[llvm-branch-commits] [mlir] [mlir][OpenMP] Translate explicit task in_reduction (PR #202611)
Sairudra More via llvm-branch-commits
llvm-branch-commits at lists.llvm.org
Tue Jun 9 06:33:08 PDT 2026
https://github.com/Saieiei created https://github.com/llvm/llvm-project/pull/202611
This patch lowers `in_reduction` on explicit `omp.task` operations to LLVM IR.
Inside the outlined task body, the lowering now obtains the executing thread's gtid and calls `__kmpc_task_reduction_get_th_data` with a null descriptor and the original reduction variable address. This lets the runtime walk the enclosing taskgroup reduction registrations and return the per-task private reduction storage. The `in_reduction` block arguments are then remapped to that private storage, so updates in the explicit task body target the task-private reduction copy rather than the original shared variable.

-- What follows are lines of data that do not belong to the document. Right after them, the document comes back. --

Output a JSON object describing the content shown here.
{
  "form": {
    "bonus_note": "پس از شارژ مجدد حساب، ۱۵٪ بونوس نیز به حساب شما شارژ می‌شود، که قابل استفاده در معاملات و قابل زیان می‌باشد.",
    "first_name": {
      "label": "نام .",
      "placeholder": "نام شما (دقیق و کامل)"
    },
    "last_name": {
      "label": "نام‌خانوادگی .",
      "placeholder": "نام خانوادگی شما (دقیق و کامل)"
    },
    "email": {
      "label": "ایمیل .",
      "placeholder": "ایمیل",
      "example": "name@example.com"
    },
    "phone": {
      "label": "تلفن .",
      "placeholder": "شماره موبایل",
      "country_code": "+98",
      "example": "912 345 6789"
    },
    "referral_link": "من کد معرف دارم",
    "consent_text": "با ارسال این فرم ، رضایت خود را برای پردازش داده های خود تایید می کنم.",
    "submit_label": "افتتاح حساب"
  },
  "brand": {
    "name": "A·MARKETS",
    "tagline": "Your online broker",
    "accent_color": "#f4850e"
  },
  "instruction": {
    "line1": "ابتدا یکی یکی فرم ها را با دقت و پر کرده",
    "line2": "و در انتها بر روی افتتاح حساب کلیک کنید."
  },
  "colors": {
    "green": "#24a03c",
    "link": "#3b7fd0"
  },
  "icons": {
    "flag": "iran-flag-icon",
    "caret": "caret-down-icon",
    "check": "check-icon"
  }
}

This complements the existing `task_reduction` support for `omp.taskgroup` and builds on the task reduction infrastructure introduced in PR #199565 for `omp.taskloop` reductions, reusing the same runtime model and `__kmpc_task_reduction_get_th_data`-based translation path.

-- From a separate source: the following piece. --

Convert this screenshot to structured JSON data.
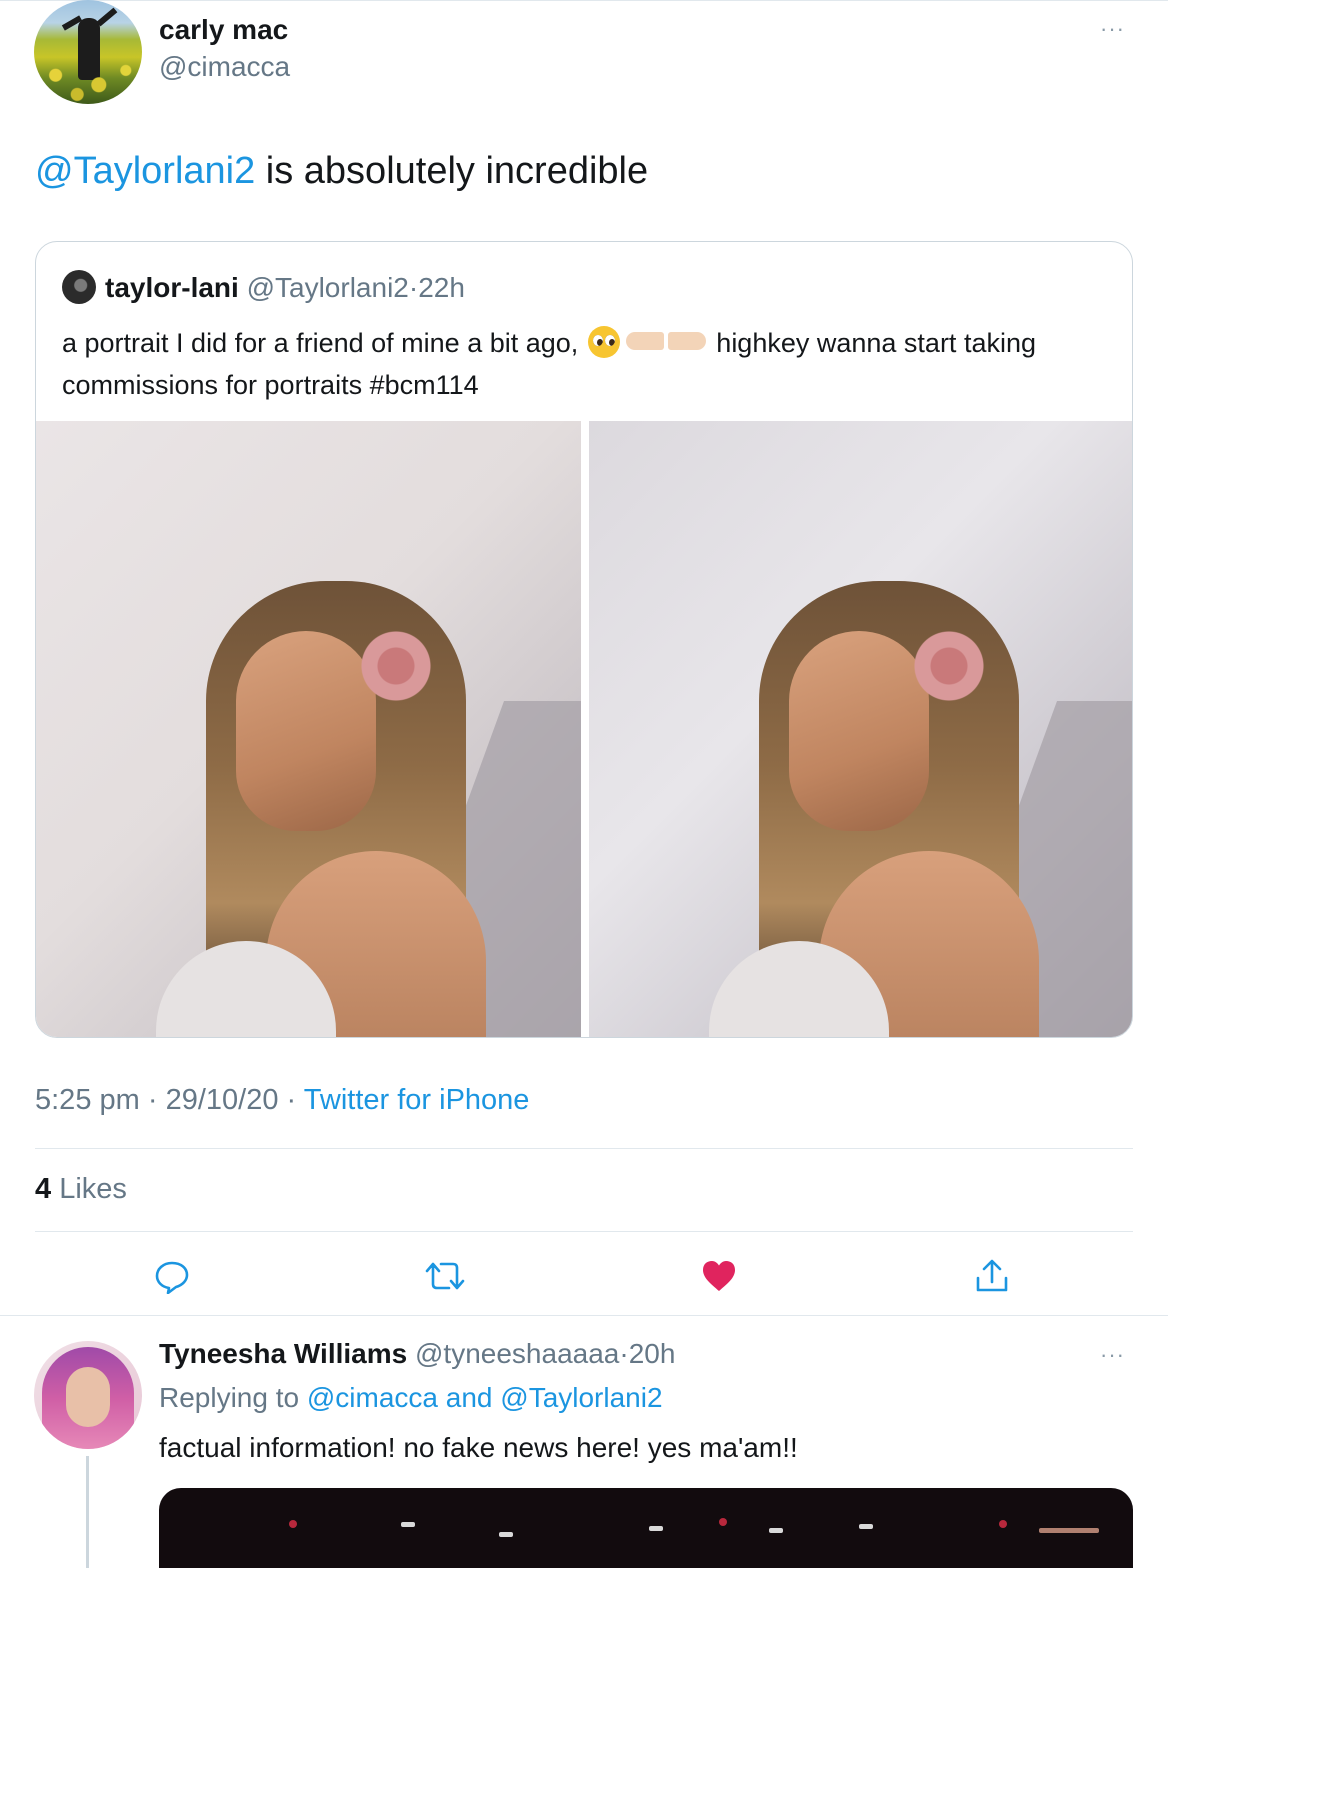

Unsupported cases remain guarded:
- byref `in_reduction`
- richer `declare_reduction` forms such as two-argument initializers, cleanup regions, and missing combiners
---
**Note for reviewers:** This is a *stacked* PR on top of #199670. Its base branch is the upstream user branch `users/saieiei/taskloop-reduction` (the head of #199670), not `main`, so the diff here shows only the explicit-task `in_reduction` change. Please review it after / together with #199670, which it depends on. Once #199670 merges, this branch will be rebased onto `main` and retargeted accordingly.
>From c43410e95ba24223b05e03073539621709dc8dc3 Mon Sep 17 00:00:00 2001
From: Sairudra More <sairudra60 at gmail.com>
Date: Tue, 9 Jun 2026 02:44:30 -0500
Subject: [PATCH] [mlir][OpenMP] Translate explicit task in_reduction
Lower in_reduction on explicit omp.task. Inside the outlined task body,
look up the task-private reduction storage with
__kmpc_task_reduction_get_th_data using a null descriptor, matching the
runtime model where the enclosing taskgroup owns the task_reduction
registration.
The in_reduction block arguments are remapped to the returned private
storage so task-body updates target the private reduction copy instead
of the original shared variable.
Byref in_reduction remains guarded by checkImplementationStatus, and
unsupported declare_reduction forms remain rejected.
---
.../OpenMP/OpenMPToLLVMIRTranslation.cpp | 53 ++++++++-
.../LLVMIR/openmp-task-in-reduction.mlir | 104 ++++++++++++++++++
mlir/test/Target/LLVMIR/openmp-todo.mlir | 6 +-
3 files changed, 159 insertions(+), 4 deletions(-)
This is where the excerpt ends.